I'm handling a long-running process that does a lot of copying to a memory stream so it can create an archive and upload it to azure. In excess of 2 GB in size. The process is throwing an Out Of Memory exception at some point, and I'm trying to figure out what the upper limit is to prevent that, stop the process, upload a partial archive, and pick up where it left off.
But I'm not sure how to determine how much memory the stream is actually using. Right now, I'm using MemoryStream.Length
, but I don't think that's the right approach.
So, how can I determine how much memory a MemoryStream is using in VB.Net?
In compliance with the Minimal, Reproducible Example requirements -
Sub Main(args As String())
Dim stream = New MemoryStream
stream.WriteByte(10)
'What would I need to put here to determine the size in memory of stream?
End Sub
This is a known issue with the garbage collector for .Net Framework (I've heard .Net Core may have addressed this, but I haven't done a deep dive myself to confirm it).
What happens is you have an item with an internal (growing) buffer like a string, StringBuilder, List, MemoryStream, etc. As you write to the object, the buffer fills and at some point needs to be replaced. So behind the scenes a new buffer is allocated, and data is copied from the old to the new. At this point the old buffer becomes eligible for garbage collection.
Already we see one large inefficiency: copying from the old buffer to the new can be a significant cost as the the object grows. Therefore, if you have an idea of your item's final size up front, you probably want to use a mechanism that will let you set that initial size. With a List<T>
, for example, this means using the constructor overload to include a Capacity
... if you know it. This means the object never (or rarely) has to copy the data between buffers.

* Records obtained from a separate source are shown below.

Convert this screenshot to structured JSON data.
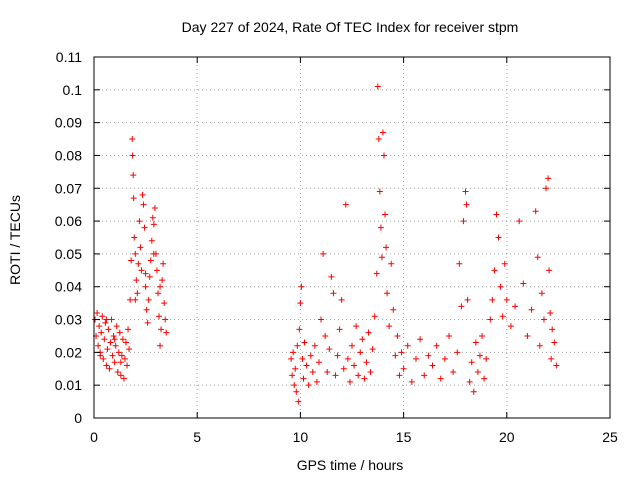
{
  "chart_data": {
    "type": "scatter",
    "title": "Day 227 of 2024, Rate Of TEC Index for receiver stpm",
    "xlabel": "GPS time / hours",
    "ylabel": "ROTI / TECUs",
    "xlim": [
      0,
      25
    ],
    "ylim": [
      0,
      0.11
    ],
    "x_ticks": [
      0,
      5,
      10,
      15,
      20,
      25
    ],
    "x_tick_labels": [
      "0",
      "5",
      "10",
      "15",
      "20",
      "25"
    ],
    "y_ticks": [
      0,
      0.01,
      0.02,
      0.03,
      0.04,
      0.05,
      0.06,
      0.07,
      0.08,
      0.09,
      0.1,
      0.11
    ],
    "y_tick_labels": [
      "0",
      "0.01",
      "0.02",
      "0.03",
      "0.04",
      "0.05",
      "0.06",
      "0.07",
      "0.08",
      "0.09",
      "0.1",
      "0.11"
    ],
    "grid": true,
    "marker": "plus",
    "color": "#ff0000",
    "series": [
      {
        "points": [
          [
            0.05,
            0.03
          ],
          [
            0.1,
            0.025
          ],
          [
            0.15,
            0.032
          ],
          [
            0.2,
            0.022
          ],
          [
            0.25,
            0.028
          ],
          [
            0.3,
            0.019
          ],
          [
            0.35,
            0.026
          ],
          [
            0.4,
            0.031
          ],
          [
            0.45,
            0.018
          ],
          [
            0.5,
            0.024
          ],
          [
            0.55,
            0.029
          ],
          [
            0.6,
            0.016
          ],
          [
            0.65,
            0.021
          ],
          [
            0.7,
            0.027
          ],
          [
            0.75,
            0.015
          ],
          [
            0.8,
            0.023
          ],
          [
            0.85,
            0.03
          ],
          [
            0.9,
            0.019
          ],
          [
            0.95,
            0.025
          ],
          [
            1.0,
            0.017
          ],
          [
            1.05,
            0.022
          ],
          [
            1.1,
            0.028
          ],
          [
            1.15,
            0.014
          ],
          [
            1.2,
            0.02
          ],
          [
            1.25,
            0.026
          ],
          [
            1.3,
            0.013
          ],
          [
            1.35,
            0.019
          ],
          [
            1.4,
            0.024
          ],
          [
            1.45,
            0.012
          ],
          [
            1.5,
            0.018
          ],
          [
            1.55,
            0.023
          ],
          [
            1.6,
            0.016
          ],
          [
            1.65,
            0.027
          ],
          [
            1.7,
            0.021
          ],
          [
            1.75,
            0.036
          ],
          [
            1.8,
            0.048
          ],
          [
            1.85,
            0.085
          ],
          [
            1.87,
            0.08
          ],
          [
            1.9,
            0.074
          ],
          [
            1.92,
            0.067
          ],
          [
            1.95,
            0.055
          ],
          [
            2.0,
            0.05
          ],
          [
            2.05,
            0.042
          ],
          [
            2.1,
            0.038
          ],
          [
            2.15,
            0.047
          ],
          [
            2.2,
            0.06
          ],
          [
            2.25,
            0.052
          ],
          [
            2.3,
            0.045
          ],
          [
            2.35,
            0.068
          ],
          [
            2.4,
            0.065
          ],
          [
            2.45,
            0.058
          ],
          [
            2.5,
            0.04
          ],
          [
            2.55,
            0.033
          ],
          [
            2.6,
            0.029
          ],
          [
            2.65,
            0.036
          ],
          [
            2.7,
            0.043
          ],
          [
            2.75,
            0.048
          ],
          [
            2.8,
            0.054
          ],
          [
            2.85,
            0.061
          ],
          [
            2.9,
            0.059
          ],
          [
            2.95,
            0.064
          ],
          [
            3.0,
            0.05
          ],
          [
            3.05,
            0.045
          ],
          [
            3.1,
            0.038
          ],
          [
            3.15,
            0.031
          ],
          [
            3.2,
            0.022
          ],
          [
            3.25,
            0.027
          ],
          [
            3.3,
            0.042
          ],
          [
            3.35,
            0.047
          ],
          [
            3.4,
            0.035
          ],
          [
            3.45,
            0.03
          ],
          [
            3.5,
            0.026
          ],
          [
            0.3,
            0.02
          ],
          [
            0.6,
            0.03
          ],
          [
            1.0,
            0.024
          ],
          [
            1.3,
            0.017
          ],
          [
            2.0,
            0.036
          ],
          [
            2.5,
            0.044
          ],
          [
            2.9,
            0.05
          ],
          [
            3.2,
            0.04
          ],
          [
            9.55,
            0.018
          ],
          [
            9.6,
            0.013
          ],
          [
            9.65,
            0.02
          ],
          [
            9.7,
            0.01
          ],
          [
            9.75,
            0.015
          ],
          [
            9.8,
            0.008
          ],
          [
            9.85,
            0.022
          ],
          [
            9.9,
            0.005
          ],
          [
            9.95,
            0.027
          ],
          [
            10.0,
            0.035
          ],
          [
            10.05,
            0.04
          ],
          [
            10.1,
            0.018
          ],
          [
            10.15,
            0.012
          ],
          [
            10.2,
            0.023
          ],
          [
            10.3,
            0.016
          ],
          [
            10.4,
            0.01
          ],
          [
            10.5,
            0.019
          ],
          [
            10.6,
            0.014
          ],
          [
            10.7,
            0.022
          ],
          [
            10.8,
            0.011
          ],
          [
            10.9,
            0.017
          ],
          [
            11.0,
            0.03
          ],
          [
            11.1,
            0.05
          ],
          [
            11.2,
            0.025
          ],
          [
            11.3,
            0.014
          ],
          [
            11.4,
            0.021
          ],
          [
            11.5,
            0.043
          ],
          [
            11.6,
            0.038
          ],
          [
            11.7,
            0.013
          ],
          [
            11.8,
            0.019
          ],
          [
            11.9,
            0.027
          ],
          [
            12.0,
            0.036
          ],
          [
            12.1,
            0.015
          ],
          [
            12.2,
            0.065
          ],
          [
            12.3,
            0.018
          ],
          [
            12.4,
            0.011
          ],
          [
            12.5,
            0.022
          ],
          [
            12.6,
            0.016
          ],
          [
            12.7,
            0.028
          ],
          [
            12.8,
            0.013
          ],
          [
            12.9,
            0.02
          ],
          [
            13.0,
            0.024
          ],
          [
            13.1,
            0.012
          ],
          [
            13.2,
            0.017
          ],
          [
            13.3,
            0.026
          ],
          [
            13.4,
            0.014
          ],
          [
            13.5,
            0.021
          ],
          [
            13.6,
            0.031
          ],
          [
            13.7,
            0.044
          ],
          [
            13.75,
            0.101
          ],
          [
            13.8,
            0.085
          ],
          [
            13.85,
            0.069
          ],
          [
            13.9,
            0.058
          ],
          [
            13.95,
            0.049
          ],
          [
            14.0,
            0.087
          ],
          [
            14.05,
            0.08
          ],
          [
            14.1,
            0.062
          ],
          [
            14.15,
            0.052
          ],
          [
            14.2,
            0.038
          ],
          [
            14.3,
            0.028
          ],
          [
            14.4,
            0.047
          ],
          [
            14.5,
            0.033
          ],
          [
            14.6,
            0.019
          ],
          [
            14.7,
            0.025
          ],
          [
            14.8,
            0.013
          ],
          [
            14.9,
            0.02
          ],
          [
            15.0,
            0.015
          ],
          [
            15.2,
            0.022
          ],
          [
            15.4,
            0.011
          ],
          [
            15.6,
            0.018
          ],
          [
            15.8,
            0.024
          ],
          [
            16.0,
            0.013
          ],
          [
            16.2,
            0.019
          ],
          [
            16.4,
            0.016
          ],
          [
            16.6,
            0.022
          ],
          [
            16.8,
            0.012
          ],
          [
            17.0,
            0.018
          ],
          [
            17.2,
            0.025
          ],
          [
            17.4,
            0.014
          ],
          [
            17.6,
            0.02
          ],
          [
            17.7,
            0.047
          ],
          [
            17.8,
            0.034
          ],
          [
            17.9,
            0.06
          ],
          [
            18.0,
            0.069
          ],
          [
            18.05,
            0.065
          ],
          [
            18.1,
            0.036
          ],
          [
            18.2,
            0.011
          ],
          [
            18.3,
            0.017
          ],
          [
            18.4,
            0.008
          ],
          [
            18.5,
            0.023
          ],
          [
            18.6,
            0.014
          ],
          [
            18.7,
            0.019
          ],
          [
            18.8,
            0.025
          ],
          [
            18.9,
            0.012
          ],
          [
            19.0,
            0.018
          ],
          [
            19.2,
            0.03
          ],
          [
            19.3,
            0.036
          ],
          [
            19.4,
            0.045
          ],
          [
            19.5,
            0.062
          ],
          [
            19.6,
            0.055
          ],
          [
            19.7,
            0.04
          ],
          [
            19.8,
            0.031
          ],
          [
            19.9,
            0.047
          ],
          [
            20.0,
            0.036
          ],
          [
            20.2,
            0.028
          ],
          [
            20.4,
            0.034
          ],
          [
            20.6,
            0.06
          ],
          [
            20.8,
            0.041
          ],
          [
            21.0,
            0.025
          ],
          [
            21.2,
            0.033
          ],
          [
            21.4,
            0.063
          ],
          [
            21.5,
            0.049
          ],
          [
            21.6,
            0.022
          ],
          [
            21.7,
            0.038
          ],
          [
            21.8,
            0.03
          ],
          [
            21.9,
            0.07
          ],
          [
            22.0,
            0.073
          ],
          [
            22.05,
            0.045
          ],
          [
            22.1,
            0.032
          ],
          [
            22.15,
            0.018
          ],
          [
            22.2,
            0.027
          ],
          [
            22.3,
            0.023
          ],
          [
            22.4,
            0.016
          ]
        ]
      }
    ]
  }
}
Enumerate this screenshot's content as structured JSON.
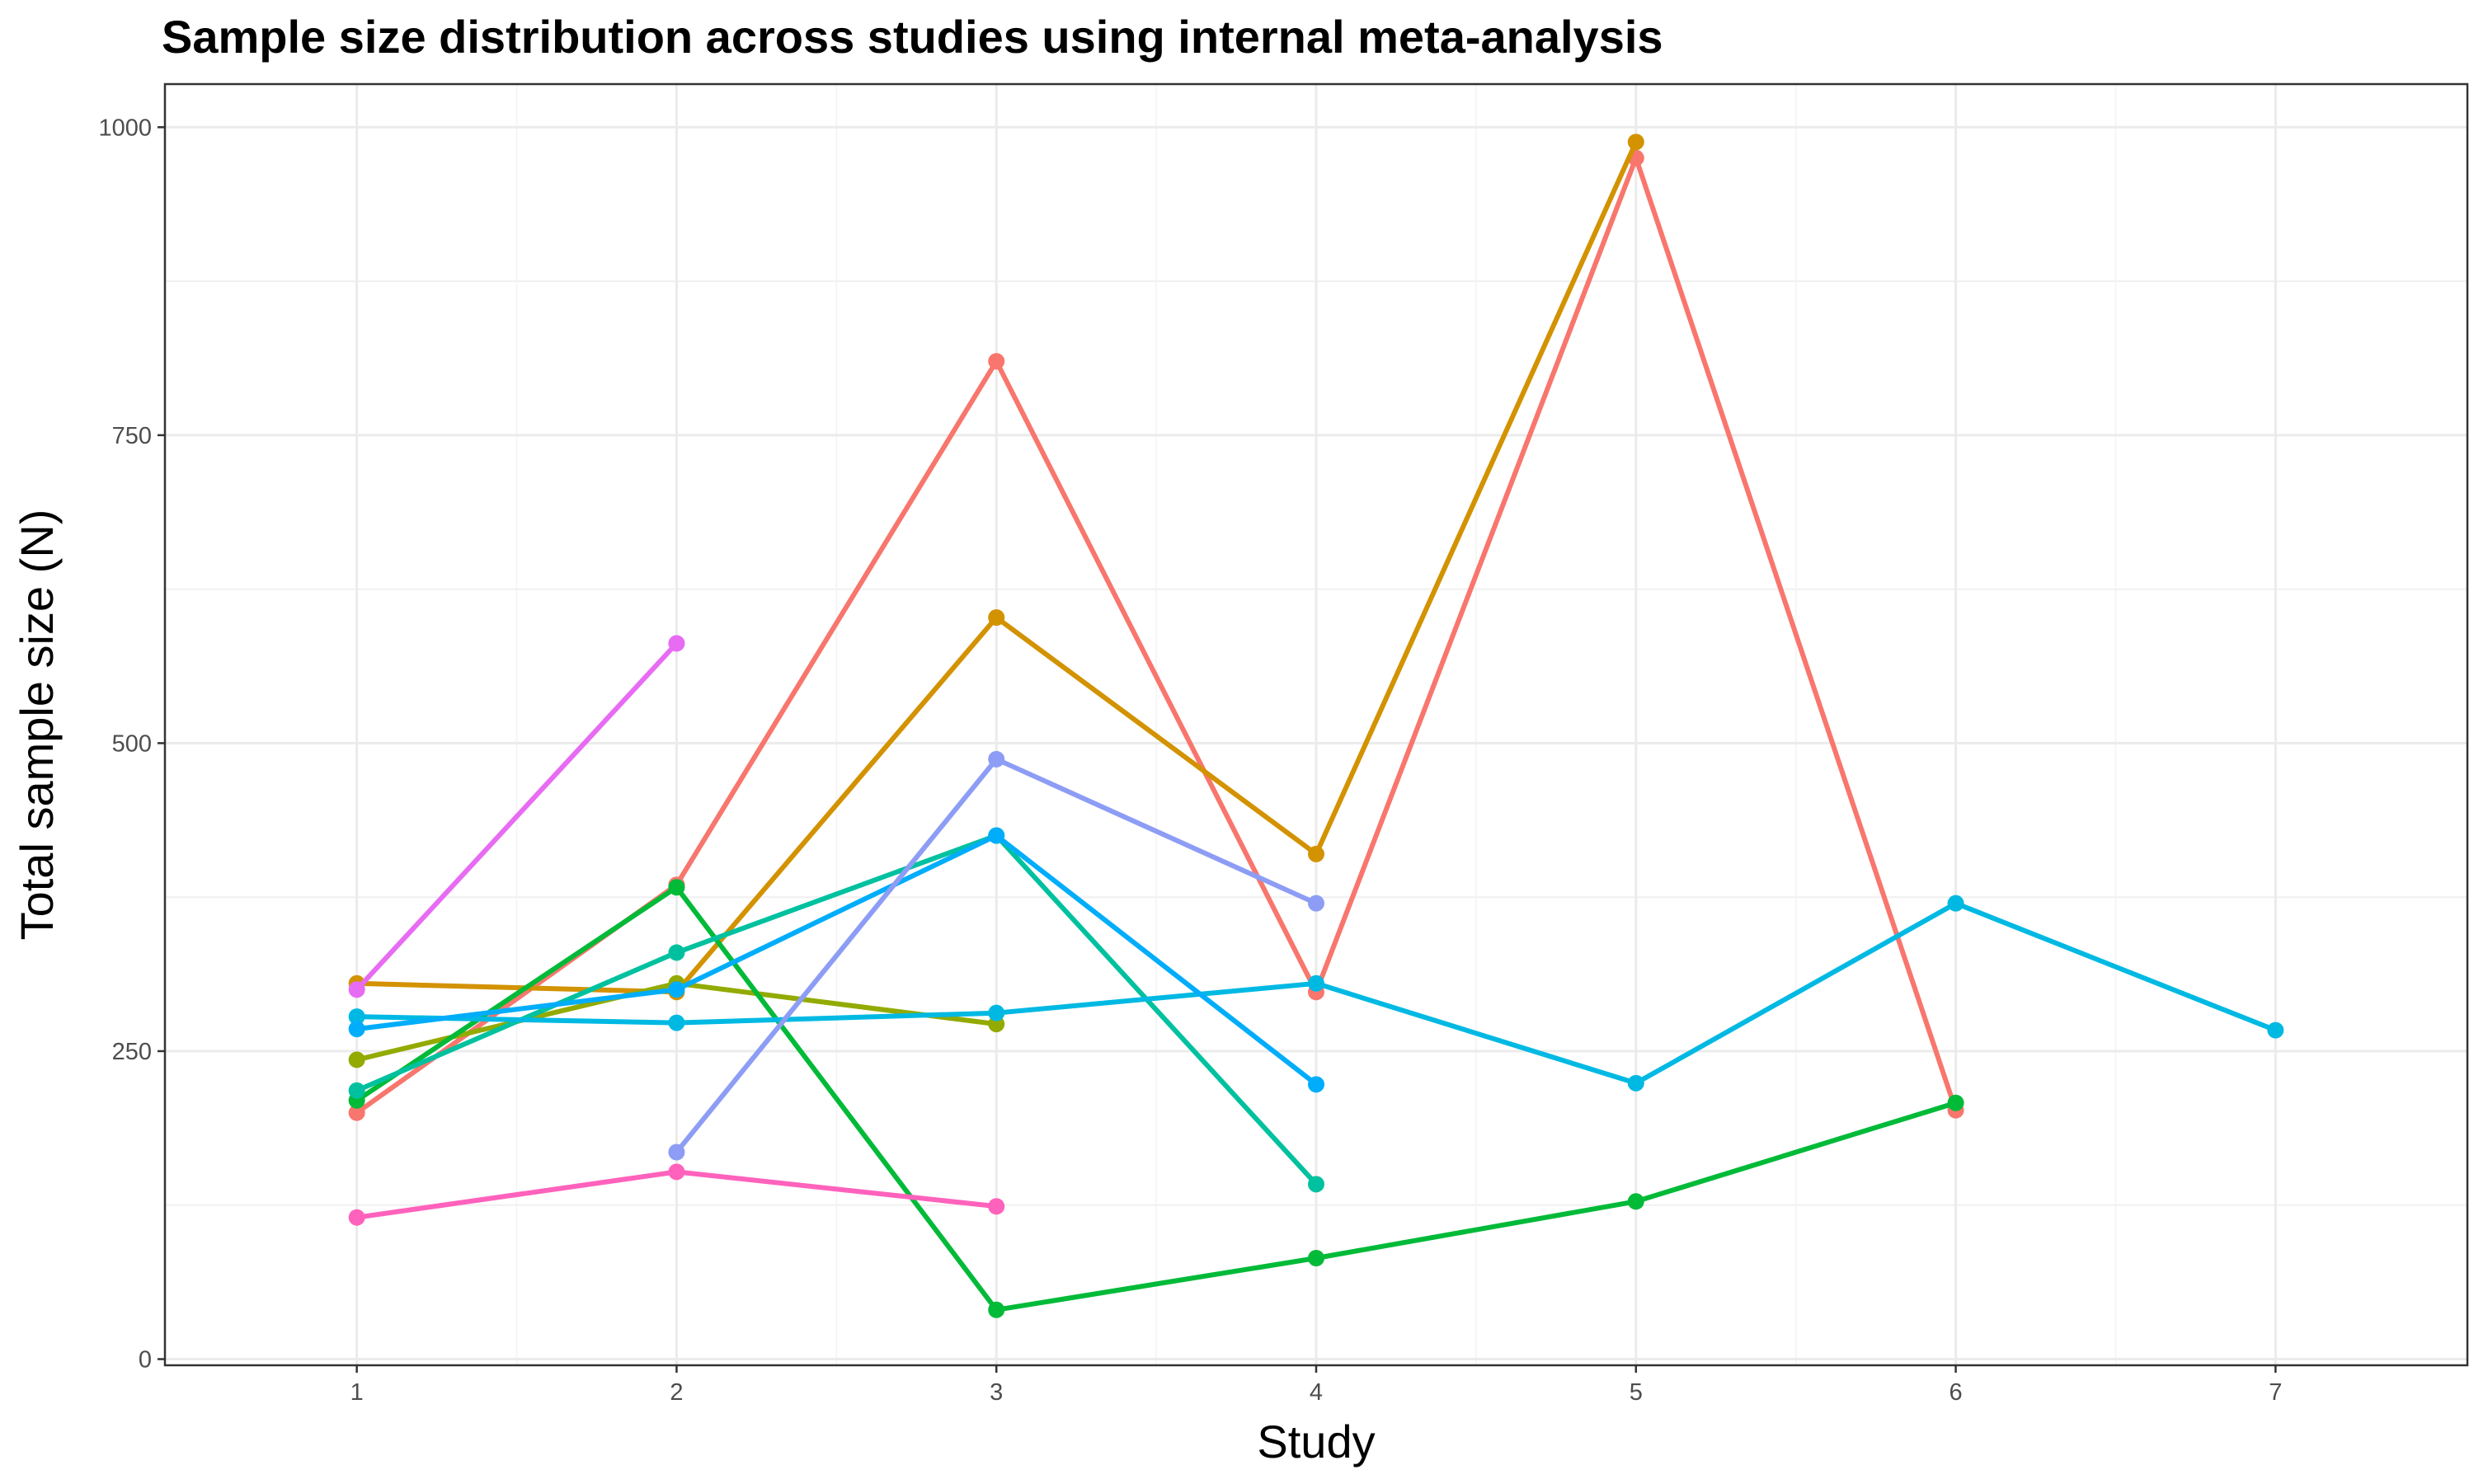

But we're not done yet. When the copy operation is finished, the garbage collector WILL appropriately reclaim the memory and return it to the operating system. However, there's more involved than just memory. There's also the virtual address space for your application's process. The virtual address space formerly occupied by that memory is NOT immediately released. It can be reclaimed through a process called "compaction", but there are situations where this just... doesn't happen. Most notably, memory on the Large Object Heap (LOH) is rarely-to-never compacted. Once your item eclipses a magic 85,000 byte threshold for the LOH, you're starting to build up holes in the virtual address space. Fill these buffers enough, and the virtual address table runs out of room, resulting in (drumroll please)... an OutOfMemoryException
. This is the exception thrown, even though there may be plenty of memory available.
Since most of the items that create this scenario use a doubling algorithm for the underlying buffer, it's possible to generate these exceptions without using all that much memory — just over the square root of the actual possible virtual address space, though that's worst-case and commonly you'll get somewhat higher first.
To avoid this, be careful in how you use items with buffers that grow dynamically: set the full capacity up front when you can, or stream to a more-robust backing store (like a file) when you can't.